Horizontal gene transfer can be done in various ways like transduction, bacterial conjugation and gene transfer agents43. But transformation is the prominent method to transfer a gene from one microorganism to another microorganism.


Figure-2 Examples of Horizontally transferred genes in D. radiodurans38

Goal 3- Once the gene is transferred to D. radiodurans from P. putida, screening will be the next step. It will be done by two methods-Gel Shift and Colony PCR. Gel shift (EMSA- Electrophoretic Mobility Shift Assay) method will determine the difference between the transformed DNA and non-transformed DNA. Transformed DNA will run slowly on gel because of its high molecular weight than the non-transformed DNA. By comparing with the marker DNA, it will be easy to visualize the differences. Colony PCR method determines the insert size or orientation in the vector. If the insert is present, the size of the vector will increase. This can be determined by growing each colony in the liquid medium and plasmid then purified by rapid boiling method digestion by restriction enzymes that excise the insert, followed by separation on agarose gel electrophoresis.

Goal 4- When a cloned D. radiodurans is ready, media optimization will be done for faster growth of the cloned copies. Higher and lower glucose concentration will be changed for better results. Some other elements will be added if required.
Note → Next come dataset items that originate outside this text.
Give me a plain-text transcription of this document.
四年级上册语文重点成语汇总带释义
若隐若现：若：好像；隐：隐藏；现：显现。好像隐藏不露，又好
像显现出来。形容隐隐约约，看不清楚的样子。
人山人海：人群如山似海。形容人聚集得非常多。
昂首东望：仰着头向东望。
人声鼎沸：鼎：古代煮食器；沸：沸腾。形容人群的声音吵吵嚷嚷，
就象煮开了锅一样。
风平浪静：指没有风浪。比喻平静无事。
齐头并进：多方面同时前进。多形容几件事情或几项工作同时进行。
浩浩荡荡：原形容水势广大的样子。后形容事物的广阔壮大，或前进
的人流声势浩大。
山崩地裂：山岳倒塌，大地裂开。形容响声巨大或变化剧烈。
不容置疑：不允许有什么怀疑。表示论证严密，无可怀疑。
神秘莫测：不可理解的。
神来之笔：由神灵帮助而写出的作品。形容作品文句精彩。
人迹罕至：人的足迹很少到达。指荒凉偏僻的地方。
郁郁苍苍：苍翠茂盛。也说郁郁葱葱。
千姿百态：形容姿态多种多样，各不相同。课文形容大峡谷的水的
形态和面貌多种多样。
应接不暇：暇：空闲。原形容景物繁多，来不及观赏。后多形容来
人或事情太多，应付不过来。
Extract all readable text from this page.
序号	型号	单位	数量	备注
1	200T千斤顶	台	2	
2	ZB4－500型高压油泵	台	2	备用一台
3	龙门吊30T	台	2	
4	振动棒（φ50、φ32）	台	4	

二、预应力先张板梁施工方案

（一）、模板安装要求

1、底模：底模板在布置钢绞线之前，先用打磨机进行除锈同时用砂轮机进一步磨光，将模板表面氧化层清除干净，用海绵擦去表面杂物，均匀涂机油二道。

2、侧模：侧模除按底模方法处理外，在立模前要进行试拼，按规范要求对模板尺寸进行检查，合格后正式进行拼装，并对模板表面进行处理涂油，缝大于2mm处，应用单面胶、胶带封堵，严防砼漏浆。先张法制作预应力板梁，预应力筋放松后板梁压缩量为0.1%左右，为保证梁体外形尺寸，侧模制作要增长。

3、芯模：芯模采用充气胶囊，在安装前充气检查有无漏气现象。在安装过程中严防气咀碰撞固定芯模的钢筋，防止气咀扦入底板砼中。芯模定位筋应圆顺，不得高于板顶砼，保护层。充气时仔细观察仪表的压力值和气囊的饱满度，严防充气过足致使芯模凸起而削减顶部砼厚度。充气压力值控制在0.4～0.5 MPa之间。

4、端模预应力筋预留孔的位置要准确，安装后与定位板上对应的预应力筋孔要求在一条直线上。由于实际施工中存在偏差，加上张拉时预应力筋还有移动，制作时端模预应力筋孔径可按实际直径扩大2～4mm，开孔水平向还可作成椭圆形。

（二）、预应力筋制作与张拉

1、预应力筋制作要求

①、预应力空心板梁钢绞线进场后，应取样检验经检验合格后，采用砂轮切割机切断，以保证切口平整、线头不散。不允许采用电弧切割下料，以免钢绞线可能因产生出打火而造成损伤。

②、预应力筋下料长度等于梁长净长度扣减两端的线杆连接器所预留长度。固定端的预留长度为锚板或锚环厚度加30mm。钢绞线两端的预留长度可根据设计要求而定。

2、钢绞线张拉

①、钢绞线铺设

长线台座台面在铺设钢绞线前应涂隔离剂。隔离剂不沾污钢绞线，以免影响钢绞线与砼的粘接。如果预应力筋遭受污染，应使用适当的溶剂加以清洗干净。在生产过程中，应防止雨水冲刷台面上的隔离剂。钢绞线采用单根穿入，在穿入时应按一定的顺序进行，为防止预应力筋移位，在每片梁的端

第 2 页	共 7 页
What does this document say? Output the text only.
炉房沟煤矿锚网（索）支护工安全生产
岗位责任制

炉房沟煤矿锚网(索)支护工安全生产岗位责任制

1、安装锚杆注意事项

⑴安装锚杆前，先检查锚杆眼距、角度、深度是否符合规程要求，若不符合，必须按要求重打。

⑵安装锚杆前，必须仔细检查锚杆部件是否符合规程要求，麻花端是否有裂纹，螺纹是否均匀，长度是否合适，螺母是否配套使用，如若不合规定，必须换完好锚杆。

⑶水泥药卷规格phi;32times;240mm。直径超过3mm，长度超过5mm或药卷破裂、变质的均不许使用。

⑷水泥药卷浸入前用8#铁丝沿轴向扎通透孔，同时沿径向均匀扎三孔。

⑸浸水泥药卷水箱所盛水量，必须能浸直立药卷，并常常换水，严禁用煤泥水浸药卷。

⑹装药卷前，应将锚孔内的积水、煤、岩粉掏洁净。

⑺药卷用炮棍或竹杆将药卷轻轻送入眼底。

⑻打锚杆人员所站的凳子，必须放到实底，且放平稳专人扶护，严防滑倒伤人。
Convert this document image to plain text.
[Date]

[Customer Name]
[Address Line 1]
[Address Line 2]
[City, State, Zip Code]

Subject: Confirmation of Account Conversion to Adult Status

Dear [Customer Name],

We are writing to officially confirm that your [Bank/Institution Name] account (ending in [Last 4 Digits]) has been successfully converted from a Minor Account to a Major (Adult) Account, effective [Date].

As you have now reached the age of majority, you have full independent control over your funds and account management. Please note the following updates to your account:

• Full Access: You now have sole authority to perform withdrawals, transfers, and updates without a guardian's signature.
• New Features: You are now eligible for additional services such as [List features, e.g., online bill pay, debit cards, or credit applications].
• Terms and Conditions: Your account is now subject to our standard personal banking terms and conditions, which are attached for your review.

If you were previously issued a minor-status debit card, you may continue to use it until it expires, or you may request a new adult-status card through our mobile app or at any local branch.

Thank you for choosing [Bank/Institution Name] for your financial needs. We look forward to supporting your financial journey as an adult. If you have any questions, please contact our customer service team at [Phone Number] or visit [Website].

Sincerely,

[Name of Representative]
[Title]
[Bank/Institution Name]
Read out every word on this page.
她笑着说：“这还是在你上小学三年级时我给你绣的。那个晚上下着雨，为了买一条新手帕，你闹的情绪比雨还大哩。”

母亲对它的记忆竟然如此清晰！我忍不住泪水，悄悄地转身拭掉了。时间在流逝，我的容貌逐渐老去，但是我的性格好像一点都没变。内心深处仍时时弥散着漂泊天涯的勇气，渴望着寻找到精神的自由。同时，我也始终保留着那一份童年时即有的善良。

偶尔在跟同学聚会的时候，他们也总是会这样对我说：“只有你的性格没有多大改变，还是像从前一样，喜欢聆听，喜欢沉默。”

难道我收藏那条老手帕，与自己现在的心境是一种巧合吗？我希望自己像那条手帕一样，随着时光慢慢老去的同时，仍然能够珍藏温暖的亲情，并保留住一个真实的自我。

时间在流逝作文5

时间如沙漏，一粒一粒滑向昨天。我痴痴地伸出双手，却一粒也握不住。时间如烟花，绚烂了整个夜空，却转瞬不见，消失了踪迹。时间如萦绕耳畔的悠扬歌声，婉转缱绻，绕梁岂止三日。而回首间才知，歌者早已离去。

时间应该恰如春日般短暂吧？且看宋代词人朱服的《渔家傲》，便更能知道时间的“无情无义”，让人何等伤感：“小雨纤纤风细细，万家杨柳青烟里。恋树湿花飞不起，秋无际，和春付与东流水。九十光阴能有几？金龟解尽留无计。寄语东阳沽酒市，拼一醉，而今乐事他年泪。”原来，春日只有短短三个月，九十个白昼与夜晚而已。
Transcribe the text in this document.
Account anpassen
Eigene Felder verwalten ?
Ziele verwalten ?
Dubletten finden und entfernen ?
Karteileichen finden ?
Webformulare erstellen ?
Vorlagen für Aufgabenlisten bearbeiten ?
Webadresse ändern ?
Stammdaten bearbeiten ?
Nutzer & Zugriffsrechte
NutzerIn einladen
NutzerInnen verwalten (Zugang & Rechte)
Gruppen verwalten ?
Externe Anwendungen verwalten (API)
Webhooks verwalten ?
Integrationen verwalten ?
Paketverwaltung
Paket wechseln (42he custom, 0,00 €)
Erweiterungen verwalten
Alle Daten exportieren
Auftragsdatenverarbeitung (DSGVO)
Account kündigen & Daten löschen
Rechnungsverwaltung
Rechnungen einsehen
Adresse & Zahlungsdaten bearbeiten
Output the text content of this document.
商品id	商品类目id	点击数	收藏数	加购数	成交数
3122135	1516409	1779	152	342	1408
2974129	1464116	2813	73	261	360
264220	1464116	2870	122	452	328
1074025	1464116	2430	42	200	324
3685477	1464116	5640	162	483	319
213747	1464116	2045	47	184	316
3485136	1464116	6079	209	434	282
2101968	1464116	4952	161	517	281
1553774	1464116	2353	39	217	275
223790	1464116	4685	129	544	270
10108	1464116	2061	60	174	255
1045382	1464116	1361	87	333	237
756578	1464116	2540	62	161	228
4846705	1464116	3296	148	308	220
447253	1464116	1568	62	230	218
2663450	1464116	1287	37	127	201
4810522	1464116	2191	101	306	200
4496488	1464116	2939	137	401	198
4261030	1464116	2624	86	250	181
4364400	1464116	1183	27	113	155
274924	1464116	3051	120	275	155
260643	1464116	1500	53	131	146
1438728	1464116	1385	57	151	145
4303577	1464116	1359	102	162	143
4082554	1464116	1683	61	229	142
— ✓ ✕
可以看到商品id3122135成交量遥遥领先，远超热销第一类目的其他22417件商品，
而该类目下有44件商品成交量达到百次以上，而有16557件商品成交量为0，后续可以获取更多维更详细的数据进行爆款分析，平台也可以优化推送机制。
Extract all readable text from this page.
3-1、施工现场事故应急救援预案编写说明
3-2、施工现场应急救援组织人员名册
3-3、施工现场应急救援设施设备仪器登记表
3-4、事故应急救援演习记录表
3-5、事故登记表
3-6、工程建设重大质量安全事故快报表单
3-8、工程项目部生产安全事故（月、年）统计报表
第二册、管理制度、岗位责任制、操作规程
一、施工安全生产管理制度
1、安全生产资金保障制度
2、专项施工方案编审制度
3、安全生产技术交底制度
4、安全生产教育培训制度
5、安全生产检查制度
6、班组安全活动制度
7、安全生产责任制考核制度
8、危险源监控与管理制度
A long term goal of this project is to engineer the cloned copied of D. radiodurans genetically so that it will overexpress. However, to overexpress the cloned copies, first the complete gene sequence, promoters and regulators must be identified and understood. If the results are not satisfactorily good, use different organisms instead of P. putida. Actual field trial of this organism and if it is successful large scale production of this organism would be the last step.